8. Adam Munro – 3rd round, 58th overall in the 1998 OHL Priority Selection

Arguably the best goalie the Otters have selected in the OHL Priority Selection to date, Munro holds the team records for best goals-against average (2.91) and save percentage (.903). Drafted in the first round by the Blackhawks in 2000, he appeared in 17 games at the NHL level.  He now plays in Italy for SG Cortina.


7. Tim Connolly – 1st round, 6th overall in the 1997 OHL Priority Selection

A native of New York State, Connolly scored at over a point per game pace in two seasons with the Erie Otters. He jumped straight into the NHL after being drafted with the fifth overall pick by the Islanders in 1999, and has maintained a successful NHL career with the Buffalo Sabres.
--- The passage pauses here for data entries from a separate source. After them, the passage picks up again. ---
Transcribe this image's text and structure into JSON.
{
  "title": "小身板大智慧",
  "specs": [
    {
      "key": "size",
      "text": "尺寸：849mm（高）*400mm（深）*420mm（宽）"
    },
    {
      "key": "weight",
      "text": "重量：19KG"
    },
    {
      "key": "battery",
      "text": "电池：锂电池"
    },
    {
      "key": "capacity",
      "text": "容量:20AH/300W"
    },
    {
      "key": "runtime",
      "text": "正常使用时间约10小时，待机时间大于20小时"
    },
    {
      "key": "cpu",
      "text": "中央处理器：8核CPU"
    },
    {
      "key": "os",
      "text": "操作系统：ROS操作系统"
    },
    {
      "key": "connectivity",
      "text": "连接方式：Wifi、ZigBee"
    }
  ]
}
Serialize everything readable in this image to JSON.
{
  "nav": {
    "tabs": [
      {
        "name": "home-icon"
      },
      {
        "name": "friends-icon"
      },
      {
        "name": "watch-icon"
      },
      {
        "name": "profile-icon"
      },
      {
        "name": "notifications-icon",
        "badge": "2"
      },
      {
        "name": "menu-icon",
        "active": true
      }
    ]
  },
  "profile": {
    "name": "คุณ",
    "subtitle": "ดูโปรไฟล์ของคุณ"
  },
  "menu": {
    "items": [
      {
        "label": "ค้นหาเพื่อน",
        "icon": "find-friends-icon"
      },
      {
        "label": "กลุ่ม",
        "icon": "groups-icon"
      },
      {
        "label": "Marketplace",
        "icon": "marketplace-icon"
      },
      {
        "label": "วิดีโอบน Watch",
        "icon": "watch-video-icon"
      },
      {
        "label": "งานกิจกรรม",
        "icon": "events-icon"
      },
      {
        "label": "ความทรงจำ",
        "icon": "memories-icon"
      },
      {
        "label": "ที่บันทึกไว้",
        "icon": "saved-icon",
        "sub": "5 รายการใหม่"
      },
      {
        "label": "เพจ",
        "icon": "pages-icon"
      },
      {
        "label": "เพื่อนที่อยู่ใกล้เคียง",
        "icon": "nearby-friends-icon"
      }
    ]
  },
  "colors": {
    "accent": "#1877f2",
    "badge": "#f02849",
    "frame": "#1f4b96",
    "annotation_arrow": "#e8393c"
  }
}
He has also represented the United States at the World Junior Championships and IIHF World Championships.


6. Jason Baird – 6th round, 96th overall in the 1997 OHL Priority Selection

One of the earliest fan favorites in team history cracked the lineup as a 16 year-old with his agitating style of play and ability to provide offense. Baird is third in team history with 218 points and first with 699 penalty minutes. He played eight seasons in the Central Hockey League until a lawnmower accident cut his career short in 2008. Erieites and alumni responded with a benefit that raised over $30,000 for Baird’s medical bills.


5. Shawn Szydlowski – 10th round, 184th overall in the 2006 OHL Priority Selection

Although he contemplated playing college hockey, the Otters took a chance on the son of a former Erie Golden Blades defenseman and it paid dividends starting in 2007. The Michigan native is fifth in all-time point scoring for the Otters with 195, and tied for fourth in goals with 95. Szydlowski signed an entry-level contract with the Buffalo Sabres following the 2010-11 season.


4. Justin Hodgman – 13th round, 242nd overall in the 2005 OHL Priority Selection

A late selection who panned out as the Otters’ best choice in the 2005 draft, Hodgman is fourth in all-time scoring with 217 points. He bounced between the AHL and ECHL this season with the Toronto Marlies and Reading Royals, respectively, and has played in 90 career AHL games.


3. Carlo Colaiacovo – 3rd round, 50th overall in the 1999 OHL Priority Selection

A steady two-way defenseman with the Otters who eventually became a first round pick by the Toronto Maple Leafs in 2001. Colaiacovo tallied 136 points in 209 games during a stellar Otters career. After being marred by injuries during his Leafs tenure, he’s found a home with the St. Louis Blues where he’s been one of their top blueliners. Colaiacovo has represented Canada twice at the World Juniors and once at the IIHF World Championships.


2. Mike Cazzola – 13th round, 241st overall in the 2007 OHL Priority Selection

Also a keen lacrosse player in his hometown of Guelph, Cazzola has been the Otters version of Martin St. Louis with slick two-way play in a small package. He’s just one of three players drafted by the Otters to average a point per game with the team, and the only one of those players drafted out of the first round. With 180 points in 179 career games, Cazzola should surely wind up in the top five in all-time team scoring should he play in his overage season. Easily the biggest steal in Otters draft history.


1. Brad Boyes – 1st round, 12th overall in the 1998 OHL Priority Selection

No surprise here, but consider the circumstances. He was rated as an 11th-round prospect by OHL Central Scouting and his selection by the Otters drew gasps from the crowd at the draft in Barrie, much like the selection of Mario Williams over Reggie Bush by the Texans years ago. In both cases, the teams definitely got it right, and there’s no question the Boyes is the best player in Otters history with 309 points, still a team record. As captain, he led the Otters to their first OHL championship. His No. 16 jersey was the first to be retired by the Otters, and Boyes has had a terrific NHL career with the Bruins, Blues and Sabres.


The Otters will draft 12th on Saturday, for the first time since that fateful pick in 1998. I hope that’s a sign.